Figure 1: Overview of our FAFNet. It is based on the encoder-decoder structure. The inputs of our network are two images representing color and depth respectively. Each pair of images is processed by RGBDFuse block and sent back to the backbone to fuse with original color and depth features. The copy of each RGBDFuse block will be propagated to the corresponding layer of decoder to align with high-level features.

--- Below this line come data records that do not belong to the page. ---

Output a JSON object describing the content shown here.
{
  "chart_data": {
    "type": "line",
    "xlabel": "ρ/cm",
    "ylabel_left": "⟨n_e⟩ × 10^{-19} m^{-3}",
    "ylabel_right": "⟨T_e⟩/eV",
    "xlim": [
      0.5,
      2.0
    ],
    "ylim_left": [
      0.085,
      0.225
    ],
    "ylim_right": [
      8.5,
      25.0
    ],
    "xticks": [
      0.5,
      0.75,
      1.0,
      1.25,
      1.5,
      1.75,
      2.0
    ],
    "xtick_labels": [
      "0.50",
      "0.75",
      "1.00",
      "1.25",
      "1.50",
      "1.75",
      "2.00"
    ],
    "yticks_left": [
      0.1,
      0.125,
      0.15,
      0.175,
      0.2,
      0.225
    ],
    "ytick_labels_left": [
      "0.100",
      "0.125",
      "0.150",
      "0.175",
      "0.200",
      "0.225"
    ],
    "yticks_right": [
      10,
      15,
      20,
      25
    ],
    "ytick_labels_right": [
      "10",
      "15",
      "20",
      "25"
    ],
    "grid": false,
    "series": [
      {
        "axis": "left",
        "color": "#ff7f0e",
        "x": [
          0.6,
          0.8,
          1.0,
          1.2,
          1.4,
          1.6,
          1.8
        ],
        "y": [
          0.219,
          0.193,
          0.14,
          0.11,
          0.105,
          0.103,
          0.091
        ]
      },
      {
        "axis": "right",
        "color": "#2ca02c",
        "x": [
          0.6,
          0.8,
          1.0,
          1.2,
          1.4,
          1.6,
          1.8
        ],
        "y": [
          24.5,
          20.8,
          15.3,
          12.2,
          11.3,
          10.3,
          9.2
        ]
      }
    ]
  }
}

Abstract: Depth maps are acquirable and irreplaceable geometric information that significantly enhances traditional color images. RGB and Depth (RGBD) images have been widely used in various image analysis applications, but they are still very limited due to challenges from different modalities and misalignment between color and depth. In this paper, we present a Fully-Aligned Fusion Network (FAFNet) for RGBD semantic segmentation. To improve cross-modality fusion, a new RGBD fusion block is proposed, features from color images and depth maps are first fused by an attention cross fusion module and then aligned by a semantic flow. A multi-layer structure is also designed to hierarchically utilize our RGBD fusion block, which not only eases issues of low resolution and noises for depth maps but also reduces the loss of semantic features in the upsampling process. Quantitative and qualitative evaluations on both the NYU-Depth V2 and the SUN RGB-D dataset demonstrate that our FAFNet model outperforms state-of-the-art RGBD semantic segmentation methods.
Recommended citation: Jiazhou Chen, Yangfan Zhan, Yanghui Xu, Xiang Pan*. " FAFNet: Fully-Aligned Fusion Network for RGBD Semantic Segmentation based on Hierarchical Semantic Flows." IET Image Processing. 2022.